Die erfassten Ereignisse werden periodisch in Textzusammenfassungen umgewandelt und als lokale Memory-Dateien im Markdown-Format gespeichert. In der Timeline-Ansicht gruppiert das System die Zusammenfassungen nach Tag und Uhrzeit und zeigt die beteiligten Apps an.
Workflow-Erkennung und automatisierte Skills
Ein zentrales Element von Computer History ist die Erkennung wiederkehrender Arbeitsabläufe. Wenn ChatGPT wiederholbare Muster in der Aktivität erkennt, schlägt die Timeline einen sogenannten «Skill» oder eine Automatisierung vor. Nutzer können Codex dann beauftragen, aus dem aufgezeichneten Workflow eine wiederverwendbare Vorlage zu erstellen.
Typische Anwendungsfälle sind laut OpenAI das Wiederfinden kürzlich bearbeiteter Dokumente oder das Erstellen von Standup-Zusammenfassungen. ChatGPT kann dabei die aufgezeichnete Aktivität nutzen, um die relevante Quelle zu identifizieren und direkt darauf zuzugreifen.
Mehrstufiges Berechtigungssystem
OpenAI hat für Computer History ein mehrstufiges Zugangssystem eingerichtet. Bei Business- und Enterprise-Workspaces muss zunächst ein Administrator die Funktion explizit freischalten. Das allein aktiviert Computer History jedoch nicht: Jeder Nutzer muss individuell zustimmen. Voraussetzung ist zudem, dass die Memories-Funktion aktiviert ist.
Nutzer können über Include- und Exclude-Listen steuern, welche Apps und Websites Daten beisteuern dürfen. Über die macOS-Menüleiste lässt sich die Erfassung jederzeit pausieren oder fortsetzen. In der Europäischen Wirtschaftszone, der Schweiz und dem Vereinigten Königreich ist die Funktion derzeit nicht verfügbar.
Lokale Speicherung ohne Verschlüsselung
Die temporären Event-Dateien werden laut OpenAI auf dem Mac innerhalb der ChatGPT-App-Group gespeichert und nach 48 Stunden gelöscht. Die daraus generierten Memory-Dateien verbleiben als Klartext-Markdown-Dateien im Dateisystem, bis der Nutzer sie manuell löscht.
Verschlüsselt werden diese Dateien nicht, das heißt, andere Programme, die unter demselben macOS-Benutzerkonto laufen, können potenziell darauf zugreifen. Zur Generierung der Memories verarbeitet OpenAI die temporären Event-Dateien auf seinen Servern, gibt jedoch an, diese nach der Verarbeitung nicht zu behalten, sofern keine gesetzliche Aufbewahrungspflicht besteht.
Die Dateien werden laut OpenAI nicht für das KI-Training verwendet. Wenn Memories allerdings in späteren Chats als Kontext genutzt werden, können die Chat-Inhalte je nach Datenkontrolleinstellungen des Nutzers dennoch Trainingsmaterial werden.

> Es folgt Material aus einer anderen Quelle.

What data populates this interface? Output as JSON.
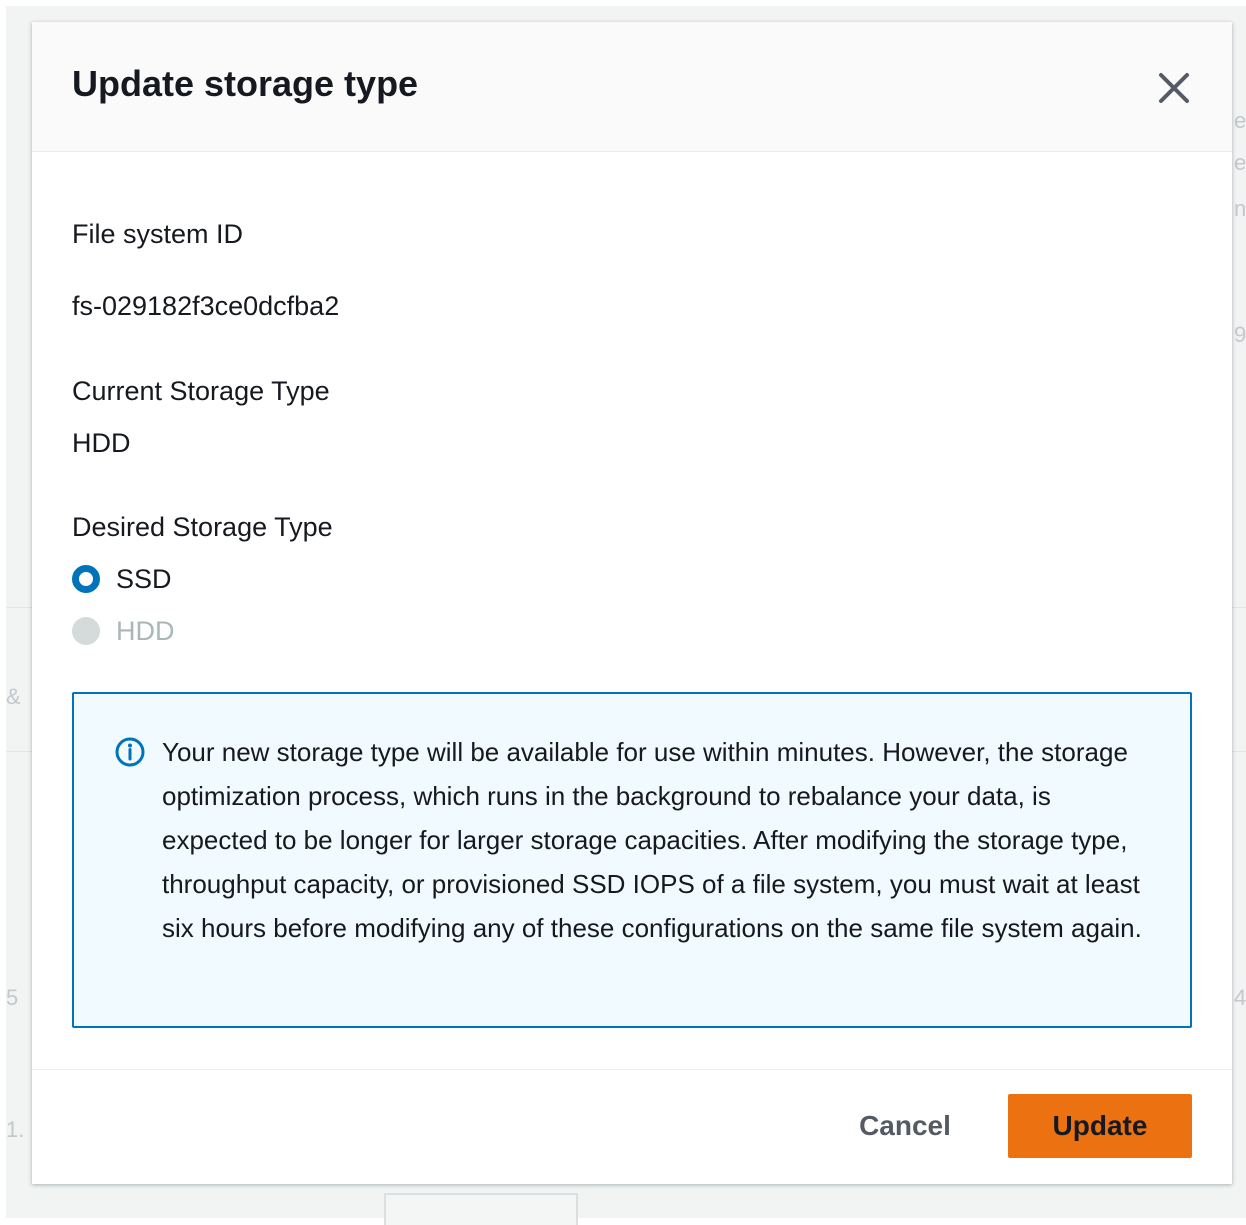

OpenAI warnt vor Prompt-Injection-Risiko
OpenAI spricht in der Dokumentation selbst von einem erhöhten Prompt-Injection-Risiko: Da Computer History Inhalte aus Apps und Websites erfasst, könnten bösartige Anweisungen auf einer Website dazu führen, dass ChatGPT oder Codex diesen Anweisungen folgt.
OpenAI warnt außerdem davor, die Funktion bei Kommunikations-Apps zu nutzen, ohne die ausdrückliche Zustimmung der Gesprächspartner eingeholt zu haben. Bei Apps mit sensiblen Gesundheits-, Finanz- oder persönlichen Daten empfiehlt OpenAI, die Erfassung zu pausieren oder die betreffenden Apps von der Aufzeichnung auszuschließen.